先程入ってきた皇帝の娘、彩華と同年代の男性になったユキが、皇帝に向かって欲しいものをねだる。
黒い髪と瞳を晒し、少女の時には決して見せなかった笑顔で。


***


「初めまして。天野ユキです」
「初めまして! レンジュ国姫の彩華です」

皇帝は、喜んでユキの願いを受け入れた。
なぜ男性の姿になったのか、なんとなくわかる彼は、その理由を聞かない。
それよりも、目の前で喜び合う2人を見て微笑む方に忙しいらしい。

日を改め集まった4人……ユキと神谷、皇帝に彩華は、執務室にて互いに歓迎ムードに浸っていた。

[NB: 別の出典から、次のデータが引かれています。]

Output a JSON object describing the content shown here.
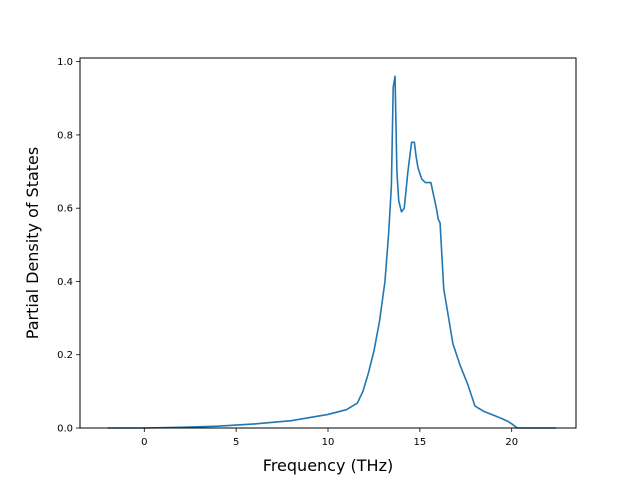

「ユキは、今後管理部所属になる。色々、国のことを教えてやってくれ」
「わかったわ、お父様。……ユキ。城下町にね、美味しいケーキ屋さんがあって」
「これ。それより、法律や職務内容など「お父様! 私に任せたのだから、私の好きなようにさせてよね!」」
「あはは。姫は面白い人だ」

どうやら、彩華もユキが気に入ったらしい。
そりゃあ、これだけ顔が整っていれば誰だってポーッとなってしまうだろう。それほど、魔法で性別を変えたユキは魅力的だった。

「後ろにいるのは、俺の身の回りの世話をしてくれる神谷って言うんだ。神谷、挨拶」
「はい。神谷雅美と申します。以後、よしなに」
「よろしく、神谷さん。これから、ユキを連れ出しても良いかしら」
「ユキ様がよろしければ、私の許可は要りません」
「そうなのね。ユキ、今からお出かけできる?」
「良いよ。美味しいケーキ屋さん、案内して?」
「うん! あそこのケーキは50種類も常備されててね」

こうやってユキは、男性の姿で彩華と初対面した。

彼女が男性になったのは、姿も知らない敵に怯えて身を隠したかったからではない。
いつか自身が死ぬ時、その姿を大切な人に気付かせないためだ。

魔力が切れれば、男性の姿を維持できなくなる。少女で死ねば、男性の姿しか知らない彼女は決してその笑顔を曇らせないだろう。一国民が死んだ悲しみしか感じないだろう。
ユキにとって怖いのは、身近な人を亡くしその思い出に浸るしか生きる術のないあの日々だった。これから仲良くなるであろう、そして幾度となくその明るさに助けられるだろう彼女に、そんな辛い思いをさせたくなかったのだ。

「姫のおすすめ、聞かせて」
「うん! 神谷さん、お父様、行ってくるわね!」
「ちゃんと職務には戻ってくるんじゃぞ」
「はあい」
「神谷、ついてこなくて良いから。部屋で待機してて」
「かしこまりました」

若い人は、すぐ馴染む。
2人は、手をつなぎながら執務室を後にした。